Jan Kulczyk miał nadzieję, że przy odpowiednich sugestiach Lech Wałęsa w wypowiedziach promujących film mówił, że „te kaczki, ta kaczka, to jest nieszczęście dla Polski”. Ujawnił też, że przekonał Andrzeja Wajdę, żeby z końcowej sceny usunąć komentarz funkcjonariuszy UB, u których Wałęsa podpisywał lojalkę: „A my go jeszcze dorwiemy”, natomiast Miller przekonywał, że według nieżyjącego komandora Marynarki Lech Wałęsa nie wykonał słynnego skoku przez płot, żeby dotrzeć na strajk do stoczni, tylko został przywieziony.
Leszek Miller: Jedna rzecz nie jest prawdziwa, Lechu, niestety, nie skakał przez żaden płot, (...) tak naprawdę to go przywieźli#wieszwięcej #Tasmy
— portal tvp.info 🇵🇱 (@tvp_info) February 21, 2020
Zobacz więcej: https://t.co/ggfcylzXrW pic.twitter.com/vQR5KvsRVb
„Musi być źle w sondażach”, „Miller demitologizuje Wałęsę”
Niektórzy dziennikarze komentujący ujawnienie tych nagrań przez TVP.Info ocenili, że to próba odwrócenia uwagi od problemów obozu rządzącego, m.in. zamieszania po geście Joanny Lichockiej oraz działań służb w sprawie Mariana Banasia i Tomasza Kaczmarka (znanego też jako agent Tomek).
- Musi być źle w sondażach, skoro portal TVP Info ujawnia kolejne fragmenty rozmowy z Amber Roomu - napisał Marek Kacprzak z Wirtualnej Polski. - Oj, sytuacja władzuchny musi być naprawdę poważna, skoro pojawiają się nowe taśmy - stwierdził Michał Szułdrzyński z „Rzeczpospolitej”.

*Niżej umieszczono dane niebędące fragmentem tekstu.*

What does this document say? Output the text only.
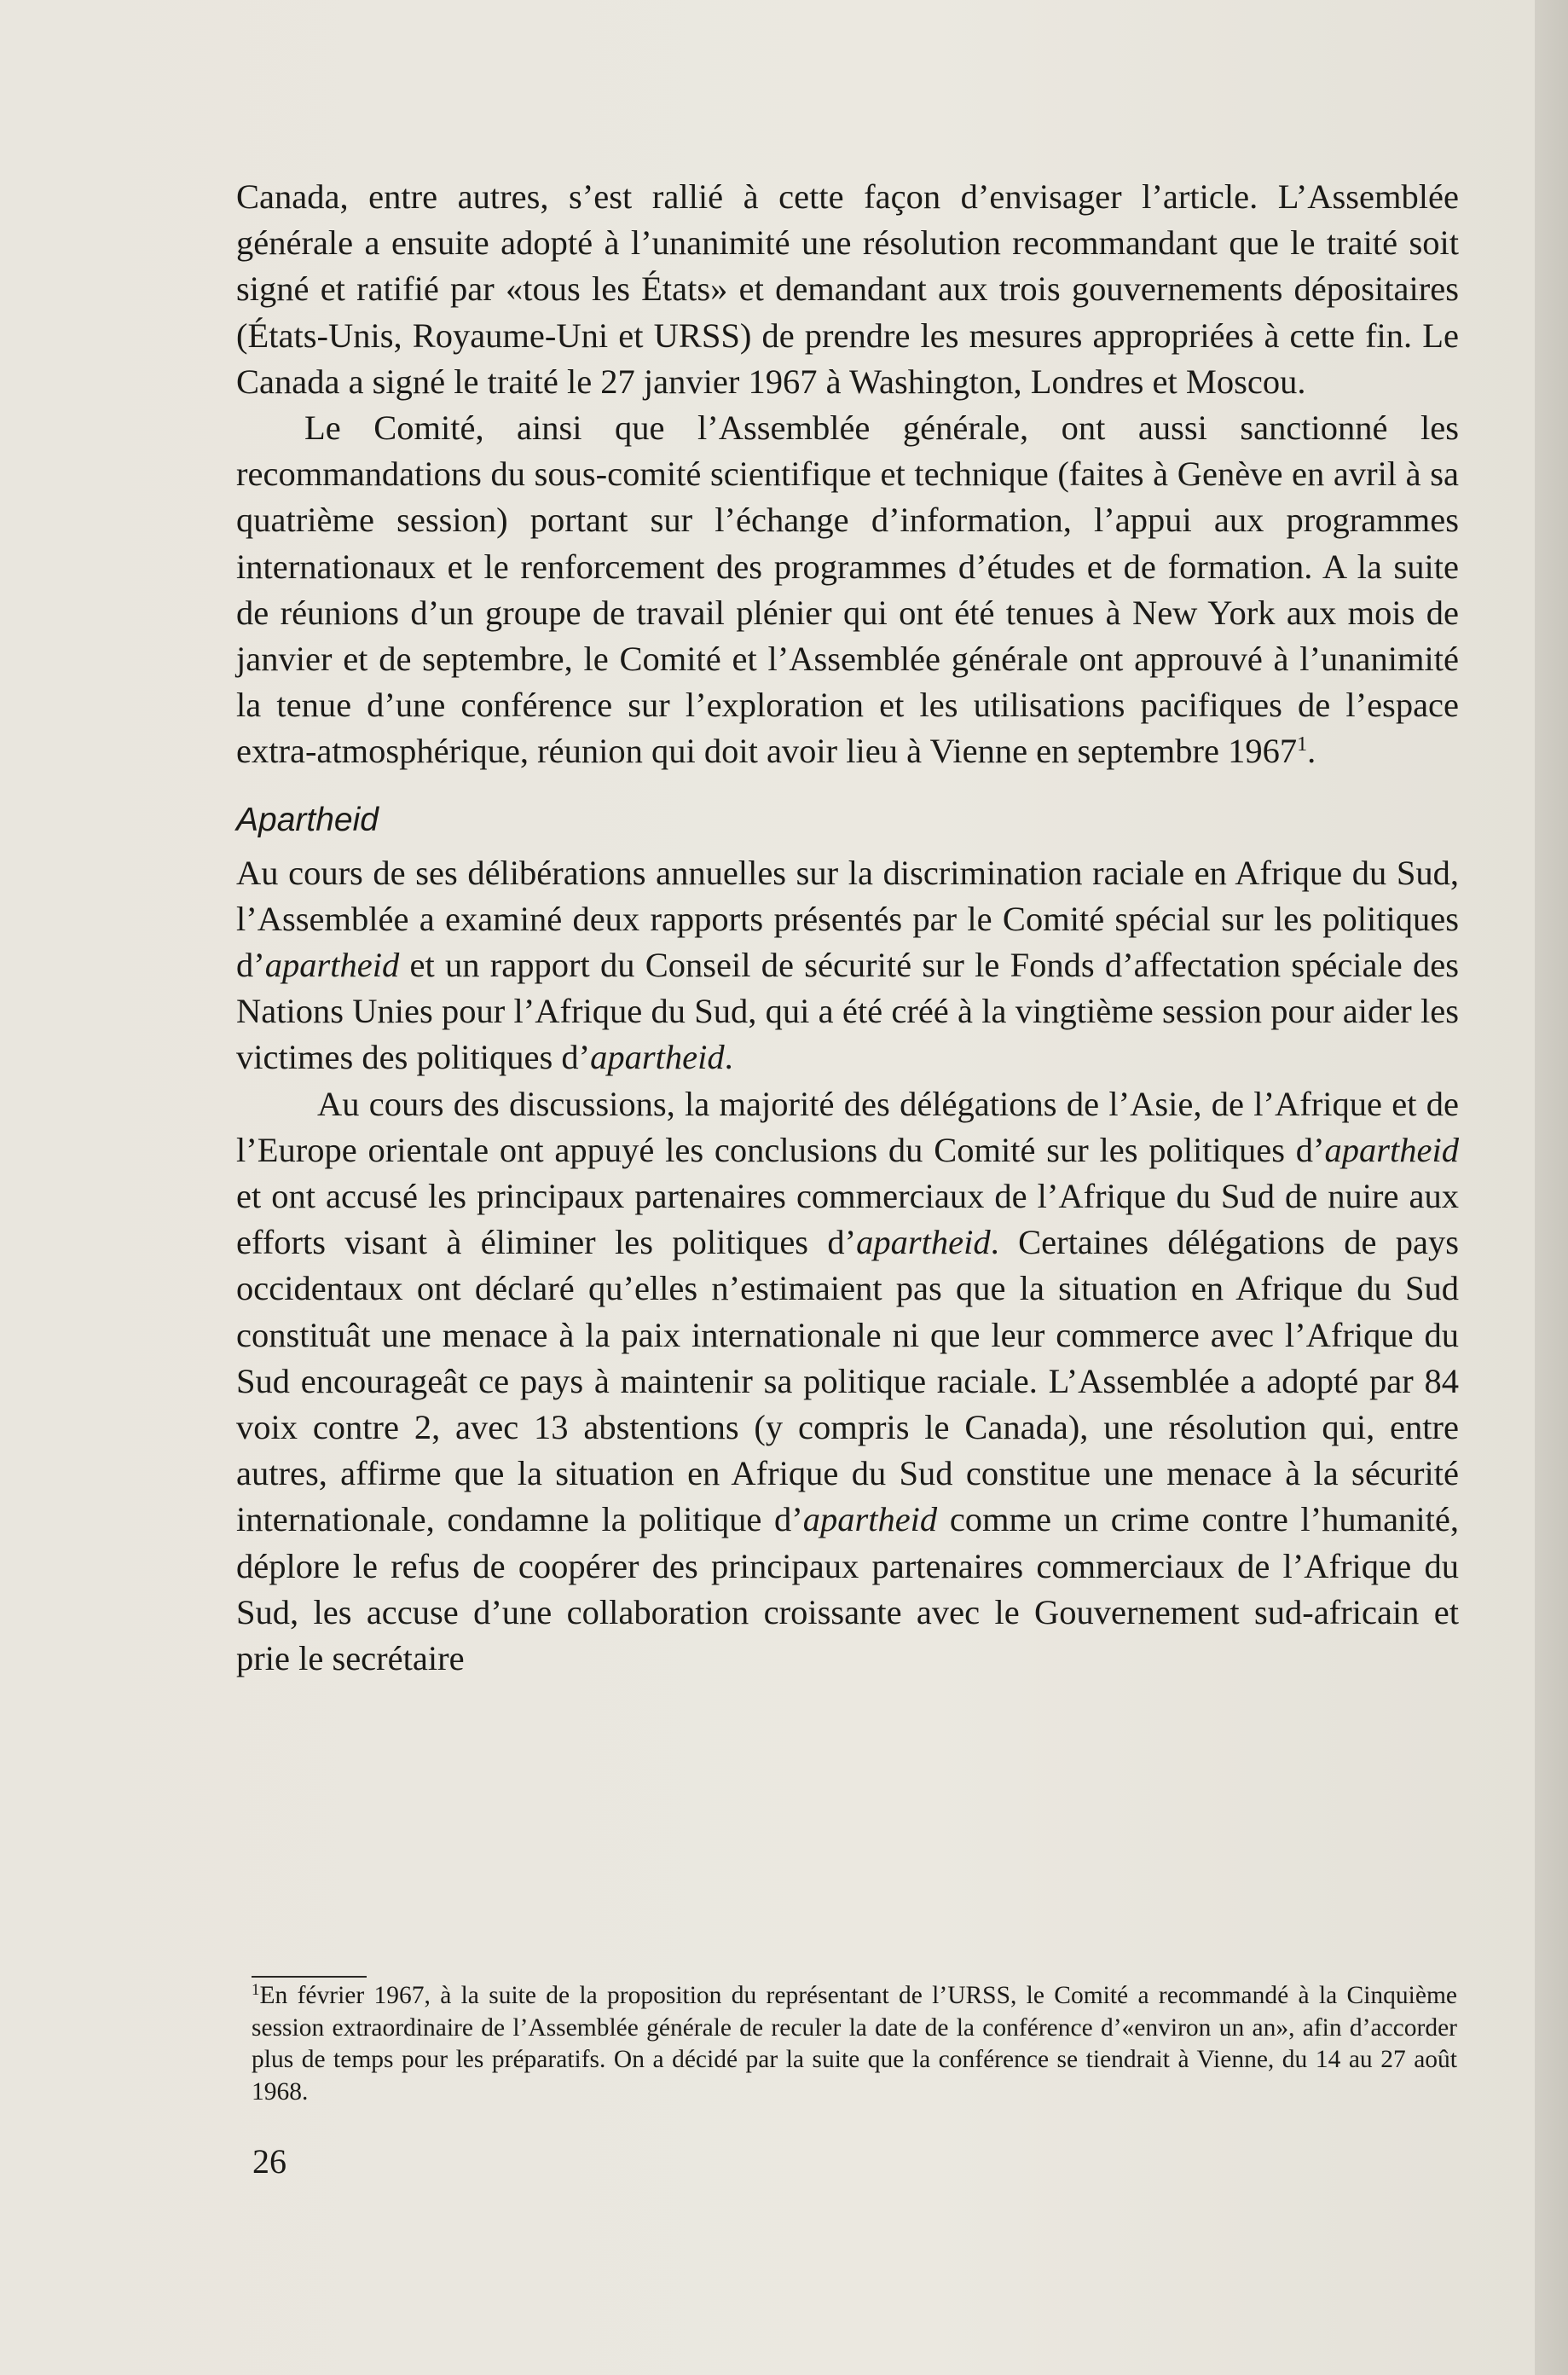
Canada, entre autres, s’est rallié à cette façon d’envisager l’article. L’Assemblée générale a ensuite adopté à l’unanimité une résolution recommandant que le traité soit signé et ratifié par «tous les États» et demandant aux trois gouvernements dépositaires (États-Unis, Royaume-Uni et URSS) de prendre les mesures appropriées à cette fin. Le Canada a signé le traité le 27 janvier 1967 à Washington, Londres et Moscou.

Le Comité, ainsi que l’Assemblée générale, ont aussi sanctionné les recommandations du sous-comité scientifique et technique (faites à Genève en avril à sa quatrième session) portant sur l’échange d’information, l’appui aux programmes internationaux et le renforcement des programmes d’études et de formation. A la suite de réunions d’un groupe de travail plénier qui ont été tenues à New York aux mois de janvier et de septembre, le Comité et l’Assemblée générale ont approuvé à l’unanimité la tenue d’une conférence sur l’exploration et les utilisations pacifiques de l’espace extra-atmosphérique, réunion qui doit avoir lieu à Vienne en septembre 1967$^1$.

Apartheid

Au cours de ses délibérations annuelles sur la discrimination raciale en Afrique du Sud, l’Assemblée a examiné deux rapports présentés par le Comité spécial sur les politiques d’apartheid et un rapport du Conseil de sécurité sur le Fonds d’affectation spéciale des Nations Unies pour l’Afrique du Sud, qui a été créé à la vingtième session pour aider les victimes des politiques d’apartheid.

Au cours des discussions, la majorité des délégations de l’Asie, de l’Afrique et de l’Europe orientale ont appuyé les conclusions du Comité sur les politiques d’apartheid et ont accusé les principaux partenaires commerciaux de l’Afrique du Sud de nuire aux efforts visant à éliminer les politiques d’apartheid. Certaines délégations de pays occidentaux ont déclaré qu’elles n’estimaient pas que la situation en Afrique du Sud constituât une menace à la paix internationale ni que leur commerce avec l’Afrique du Sud encourageât ce pays à maintenir sa politique raciale. L’Assemblée a adopté par 84 voix contre 2, avec 13 abstentions (y compris le Canada), une résolution qui, entre autres, affirme que la situation en Afrique du Sud constitue une menace à la sécurité internationale, condamne la politique d’apartheid comme un crime contre l’humanité, déplore le refus de coopérer des principaux partenaires commerciaux de l’Afrique du Sud, les accuse d’une collaboration croissante avec le Gouvernement sud-africain et prie le secrétaire

$^1$En février 1967, à la suite de la proposition du représentant de l’URSS, le Comité a recommandé à la Cinquième session extraordinaire de l’Assemblée générale de reculer la date de la conférence d’«environ un an», afin d’accorder plus de temps pour les préparatifs. On a décidé par la suite que la conférence se tiendrait à Vienne, du 14 au 27 août 1968.

26
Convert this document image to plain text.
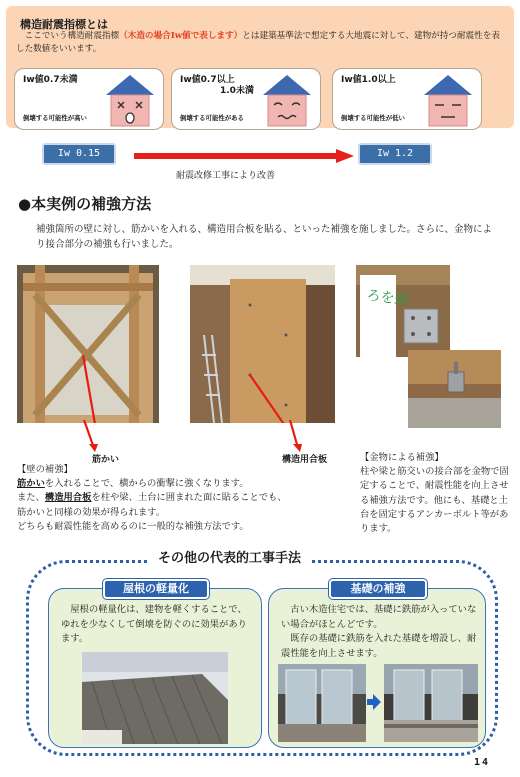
構造耐震指標とは
ここでいう構造耐震指標（木造の場合Iw値で表します）とは建築基準法で想定する大地震に対して、建物が持つ耐震性を表した数値をいいます。
Iw値0.7未満
倒壊する可能性が高い
Iw値0.7以上
1.0未満
倒壊する可能性がある
Iw値1.0以上
倒壊する可能性が低い
Iw 0.15	Iw 1.2
耐震改修工事により改善
●本実例の補強方法
補強箇所の壁に対し、筋かいを入れる、構造用合板を貼る、といった補強を施しました。さらに、金物により接合部分の補強も行いました。
ろを頭
筋かい	構造用合板
【壁の補強】
筋かいを入れることで、横からの衝撃に強くなります。
また、構造用合板を柱や梁、土台に囲まれた面に貼ることでも、
筋かいと同様の効果が得られます。
どちらも耐震性能を高めるのに一般的な補強方法です。
【金物による補強】
柱や梁と筋交いの接合部を金物で固定することで、耐震性能を向上させる補強方法です。他にも、基礎と土台を固定するアンカーボルト等があります。
その他の代表的工事手法
屋根の軽量化
屋根の軽量化は、建物を軽くすることで、ゆれを少なくして倒壊を防ぐのに効果があります。
基礎の補強
古い木造住宅では、基礎に鉄筋が入っていない場合がほとんどです。
既存の基礎に鉄筋を入れた基礎を増設し、耐震性能を向上させます。
14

- Musi być źle, jak znów otwierają piwniczkę z taśmami. A idioci cytują.... - napisał Wojciech Czuchnowski z „Gazety Wyborczej” o tekście na portalu Polskatimes.pl opisującym nagrania ujawnione przez TVP.Info. - Relacja z trasy #DudaBus zła, cytowanie złe. Potrzebuję stażu w „Gazecie Wyborczej”? - skomentował Jakub Oworuszko z „Polska The Times”.
- Z perspektywy pięciu lat studiowania historii powiem tak: to, że panowie Miller i Kulczyk uważają, w roku 2013, że Lech Wałęsa nie przeskoczył płotu, nie ma źródłowo kompletnie żadnego znaczenia - ocenił Konrad Piasecki z TVN24.
Pojawiły się też opinie podkreślające znaczenie ujawnionych nagrań. - W kontekście ostatnich rewelacji o Wałęsie. Wałęsa był wrogiem nr 1 GW. Najgorszym potworem. Kiedy stał się bohaterem Michnika, PO, TVN? Kiedy ujawniono sprawy agentury. I teraz też tak będzie. Im większe świństwa o nim wyjdą, tym bardziej będą go kochać. Bo będą mogli go używać - napisał Dawid Wildstein, wicedyrektor TVP1.
- Oj, jest już taśma na której Leszek Miller demitologizuje Wałęsę. No to teraz siadam i czytam, jak specjaliści od wszystkiego stadnie przekonują, że ujawnienie tej to dowód, że w "obozie władzy musi być już bardzo źle" - stwierdził Wojciech Mucha z „Gazety Polskiej”.
Zaczyna wyglądać to tak, jakby wszyscy ustalili jedną wersję w jakimś Amber Roomie ;-)https://t.co/gHLTvYlC7T
— Daniel Liszkiewicz (@Dan_Liszkiewicz) February 21, 2020
Periera: publikujemy materiały ciekawe, rzetelne, zgodne z prawdą i poszerzające wiedzę
Dlaczego TVP.Info zdecydowało się ujawnić fragmenty rozmowy sprzed ponad 6 lat dotyczące ówczesnych wydarzeń? - Redakcja portalu TVP.Info w swojej pracy kieruje się przede wszystkim czterema parametrami. Chcemy prezentować Czytelnikom materiały ciekawe, rzetelne, zgodne z prawdą i poszerzające ich wiedzę na temat Polski i świata. Stąd hasło #wieszwięcej, do którego jako redakcja jesteśmy przywiązani - tłumaczy portalowi Wirtualnemedia.pl Samuel Pereira, redaktor naczelny TVP.Info. - Oceniając publikację o Lechu Wałęsie pod kątem tych 4 parametrów - spełnia ona każdy z nich - podkreśla.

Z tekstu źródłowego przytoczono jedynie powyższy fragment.